The 'terminator technology that genetic engineers seed sterility to enforce corporate patents on seed has been universally condemned and rejected as being contrary to human rights. They are now being promoted as a means of preventing gene flow by the US and UK Govts, and I-SIS has uncovered that terminator crops are undergoing field trials in the UK, and have been grown elsewhere in Europe since 1990 (See I-SIS Press Release 6 Dec. 2000).
I-SIS has warned also of the dangers involved in the technology, and predicted that the recombinase enzyme used will scrambled genomes (see 'Terminator in new guises' I-SIS News #3, December 1999.This has now been demonstrated in transgenic mice engineered with the recombinase.

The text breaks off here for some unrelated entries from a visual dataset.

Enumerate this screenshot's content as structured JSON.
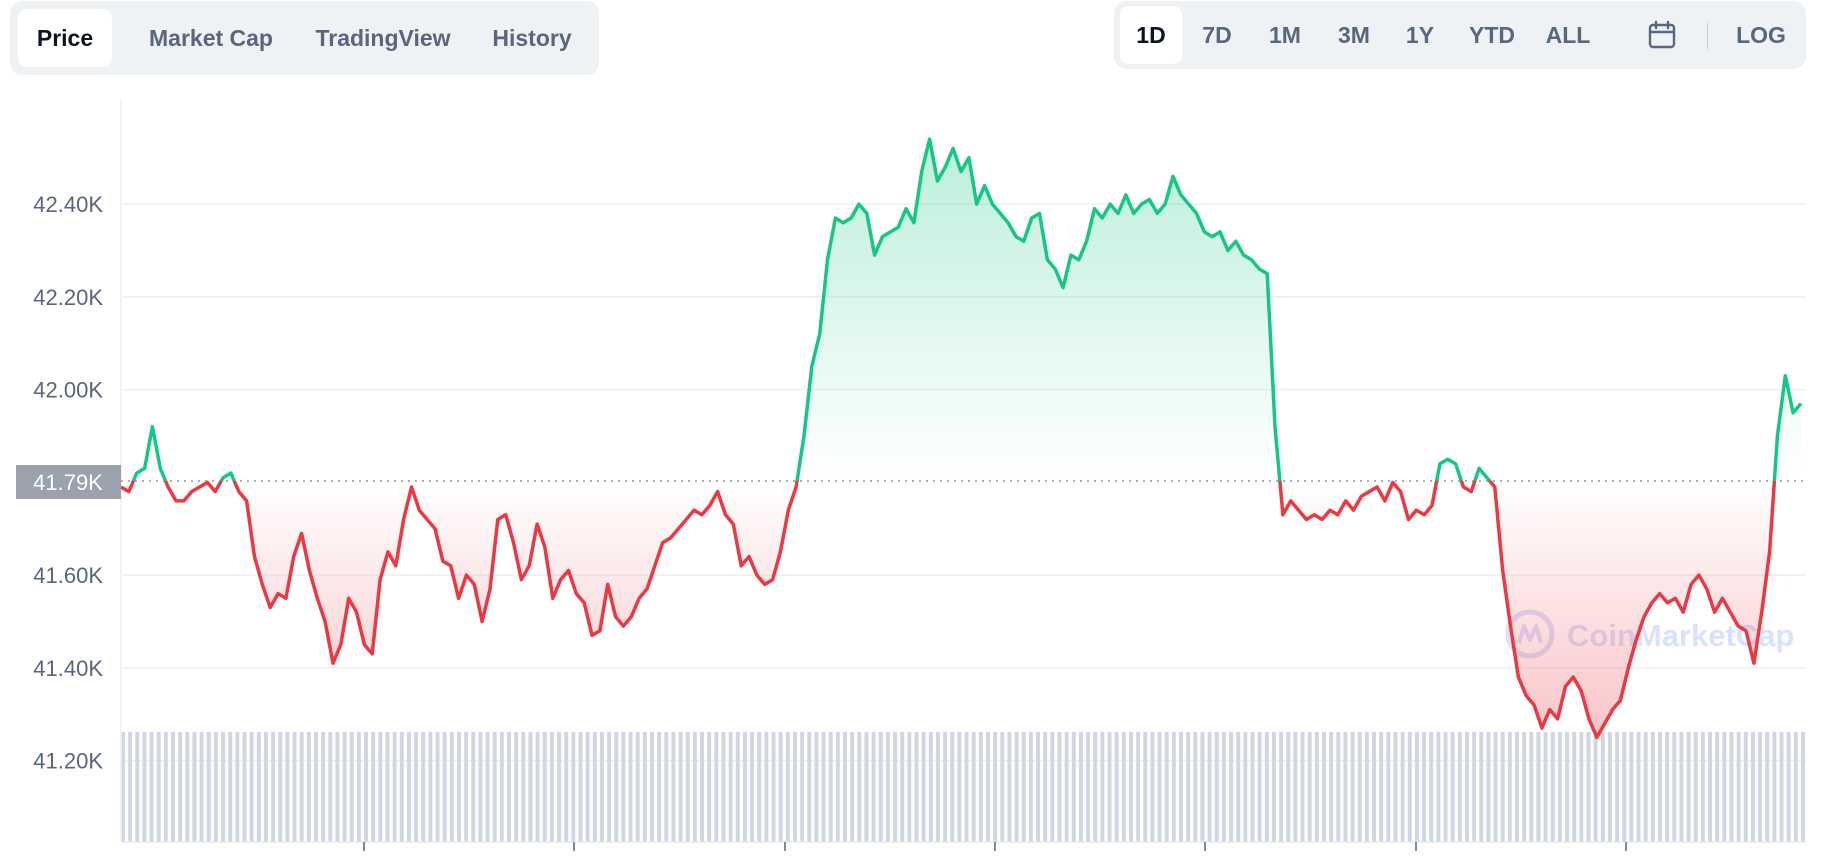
{
  "view_tabs": [
    {
      "label": "Price",
      "active": true
    },
    {
      "label": "Market Cap",
      "active": false
    },
    {
      "label": "TradingView",
      "active": false
    },
    {
      "label": "History",
      "active": false
    }
  ],
  "range_tabs": [
    {
      "label": "1D",
      "active": true
    },
    {
      "label": "7D",
      "active": false
    },
    {
      "label": "1M",
      "active": false
    },
    {
      "label": "3M",
      "active": false
    },
    {
      "label": "1Y",
      "active": false
    },
    {
      "label": "YTD",
      "active": false
    },
    {
      "label": "ALL",
      "active": false
    }
  ],
  "calendar_icon": "calendar-icon",
  "log_label": "LOG",
  "watermark": "CoinMarketCap",
  "colors": {
    "up": "#16c784",
    "down": "#ea3943",
    "grid": "#eceff3",
    "volume": "#cfd6e4",
    "reference_badge": "#9ba2ad"
  },
  "chart_data": {
    "type": "area",
    "title": "",
    "xlabel": "",
    "ylabel": "",
    "ylim": [
      41.0,
      42.6
    ],
    "y_ticks": [
      "42.40K",
      "42.20K",
      "42.00K",
      "41.60K",
      "41.40K",
      "41.20K"
    ],
    "y_tick_values": [
      42.4,
      42.2,
      42.0,
      41.6,
      41.4,
      41.2
    ],
    "reference_label": "41.79K",
    "reference_value": 41.79,
    "grid": true,
    "series": [
      {
        "values": [
          41.79,
          41.78,
          41.82,
          41.83,
          41.92,
          41.83,
          41.79,
          41.76,
          41.76,
          41.78,
          41.79,
          41.8,
          41.78,
          41.81,
          41.82,
          41.78,
          41.76,
          41.64,
          41.58,
          41.53,
          41.56,
          41.55,
          41.64,
          41.69,
          41.61,
          41.55,
          41.5,
          41.41,
          41.45,
          41.55,
          41.52,
          41.45,
          41.43,
          41.59,
          41.65,
          41.62,
          41.72,
          41.79,
          41.74,
          41.72,
          41.7,
          41.63,
          41.62,
          41.55,
          41.6,
          41.58,
          41.5,
          41.57,
          41.72,
          41.73,
          41.67,
          41.59,
          41.62,
          41.71,
          41.66,
          41.55,
          41.59,
          41.61,
          41.56,
          41.54,
          41.47,
          41.48,
          41.58,
          41.51,
          41.49,
          41.51,
          41.55,
          41.57,
          41.62,
          41.67,
          41.68,
          41.7,
          41.72,
          41.74,
          41.73,
          41.75,
          41.78,
          41.73,
          41.71,
          41.62,
          41.64,
          41.6,
          41.58,
          41.59,
          41.65,
          41.74,
          41.79,
          41.9,
          42.05,
          42.12,
          42.28,
          42.37,
          42.36,
          42.37,
          42.4,
          42.38,
          42.29,
          42.33,
          42.34,
          42.35,
          42.39,
          42.36,
          42.47,
          42.54,
          42.45,
          42.48,
          42.52,
          42.47,
          42.5,
          42.4,
          42.44,
          42.4,
          42.38,
          42.36,
          42.33,
          42.32,
          42.37,
          42.38,
          42.28,
          42.26,
          42.22,
          42.29,
          42.28,
          42.32,
          42.39,
          42.37,
          42.4,
          42.38,
          42.42,
          42.38,
          42.4,
          42.41,
          42.38,
          42.4,
          42.46,
          42.42,
          42.4,
          42.38,
          42.34,
          42.33,
          42.34,
          42.3,
          42.32,
          42.29,
          42.28,
          42.26,
          42.25,
          41.92,
          41.73,
          41.76,
          41.74,
          41.72,
          41.73,
          41.72,
          41.74,
          41.73,
          41.76,
          41.74,
          41.77,
          41.78,
          41.79,
          41.76,
          41.8,
          41.78,
          41.72,
          41.74,
          41.73,
          41.75,
          41.84,
          41.85,
          41.84,
          41.79,
          41.78,
          41.83,
          41.81,
          41.79,
          41.61,
          41.49,
          41.38,
          41.34,
          41.32,
          41.27,
          41.31,
          41.29,
          41.36,
          41.38,
          41.35,
          41.29,
          41.25,
          41.28,
          41.31,
          41.33,
          41.4,
          41.46,
          41.51,
          41.54,
          41.56,
          41.54,
          41.55,
          41.52,
          41.58,
          41.6,
          41.57,
          41.52,
          41.55,
          41.52,
          41.49,
          41.48,
          41.41,
          41.52,
          41.65,
          41.9,
          42.03,
          41.95,
          41.97
        ]
      }
    ],
    "volume": [
      0.5,
      0.5,
      0.5,
      0.5,
      0.5,
      0.5,
      0.5,
      0.5,
      0.5,
      0.5,
      0.5,
      0.5,
      0.5,
      0.5,
      0.5,
      0.5,
      0.5,
      0.5,
      0.5,
      0.5,
      0.5,
      0.5,
      0.5,
      0.5,
      0.5,
      0.5,
      0.5,
      0.5,
      0.5,
      0.5,
      0.5,
      0.5,
      0.5,
      0.5,
      0.5,
      0.5,
      0.5,
      0.5,
      0.5,
      0.5,
      0.5,
      0.5,
      0.5,
      0.5,
      0.5,
      0.5,
      0.5,
      0.5,
      0.5,
      0.5,
      0.5,
      0.5,
      0.5,
      0.5,
      0.5,
      0.5,
      0.5,
      0.5,
      0.5,
      0.5,
      0.5,
      0.5,
      0.5,
      0.5,
      0.5,
      0.5,
      0.5,
      0.5,
      0.5,
      0.5,
      0.5,
      0.5,
      0.5,
      0.5,
      0.5,
      0.5,
      0.5,
      0.5,
      0.5,
      0.5,
      0.5,
      0.5,
      0.5,
      0.5,
      0.5,
      0.5,
      0.5,
      0.5,
      0.5,
      0.5,
      0.5,
      0.5,
      0.5,
      0.5,
      0.5,
      0.5,
      0.5,
      0.5,
      0.5,
      0.5,
      0.5,
      0.5,
      0.5,
      0.5,
      0.5,
      0.5,
      0.5,
      0.5,
      0.5,
      0.5,
      0.5,
      0.5,
      0.5,
      0.5,
      0.5,
      0.5,
      0.5,
      0.5,
      0.5,
      0.5,
      0.5,
      0.5,
      0.5,
      0.5,
      0.5,
      0.5,
      0.5,
      0.5,
      0.5,
      0.5,
      0.5,
      0.5,
      0.5,
      0.5,
      0.5,
      0.5,
      0.5,
      0.5,
      0.5,
      0.5,
      0.5,
      0.5,
      0.5,
      0.5,
      0.5,
      0.5,
      0.5,
      0.5,
      0.5,
      0.5,
      0.5,
      0.5,
      0.5,
      0.5,
      0.5,
      0.5,
      0.5,
      0.5,
      0.5,
      0.5,
      0.5,
      0.5,
      0.5,
      0.5,
      0.5,
      0.5,
      0.5,
      0.5,
      0.5,
      0.5,
      0.5,
      0.5,
      0.5,
      0.5,
      0.5,
      0.5,
      0.5,
      0.5,
      0.5,
      0.5,
      0.5,
      0.5,
      0.5,
      0.5,
      0.5,
      0.5,
      0.5,
      0.5,
      0.5,
      0.5,
      0.5,
      0.5,
      0.5,
      0.5,
      0.5,
      0.5,
      0.5,
      0.5,
      0.5,
      0.5,
      0.5,
      0.5,
      0.5,
      0.5,
      0.5,
      0.5,
      0.5,
      0.5,
      0.5,
      0.5,
      0.5,
      0.5,
      0.5,
      0.5,
      0.5,
      0.5,
      0.5,
      0.5,
      0.5,
      0.5,
      0.5,
      0.5,
      0.5,
      0.5,
      0.5,
      0.5,
      0.5,
      0.5,
      0.5,
      0.5,
      0.5,
      0.5,
      0.5,
      0.5,
      0.5,
      0.5
    ]
  }
}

The recombinase Cre is part of the 'site-specific recombination' Cre/lox system originally isolated from the bacteriophage (bacterial virus) P1. Cre catalyses recombination between two lox sites, splicing out any stretch of DNA in between. The lox site is a 34 basepair element consisting of 13 basepair inverted repeat separated by a core of 8 basepairs. In order to work, the 8 basepair core of the two lox sites have to be in the same orientation.
The system is not only used in plants, but extensively exploited in transgenic mice. Studies in the test-tube have shown that Cre recombinase can catalyze recombination between DNA sequences found naturally in yeast and mammalian genomes. These 'illegitimate sites' often bear little sequence similarity to the lox element. However, there have been no reports on such illegitimate recognition in the animals or plants themselves. And there have even been pilot studies using the Cre/lox system in human gene therapy.
In a study just published (1), researchers in the United States showed that high levels of Cre expression in the spermatids of heterozygous transgenic mice leads to 100% sterility in the males, despite the absence of any lox sites. Heterozygous mice carry only one copy of the Cre recombinase gene.
The sterility is caused directly by the recombinase enzyme scrambling the genome, essentially by breaking and rejoining DNA at inappropriate sites on the same or different chromosomes. The researchers have pinpointed the genome scrambling event to the time at which the two 'daughter' spermatids and their paired chromosomes have just separated from each other; but are still joined by a 'cytoplasmic bridge'. This is enough to allow the enzyme to pass from the spermatid containing the recombinase gene to the other which does not, thereby to scramble up the chromosomes of both the transgenic and nontransgenic spermatid. The result is 100% sterility. Embryos fertilized by these sperms arrest predominantly at the 2 cell stage, and do not go beyond the four cell stage.
The researchers warn: 'These results indicate that Cre can catalyze illegitimate recombination having overt pathological consequences in animals.' A similar recombination system is found in animals containing the RAG recombinases. There, illegitimate recombinations in somatic cells are linked to human leukemias.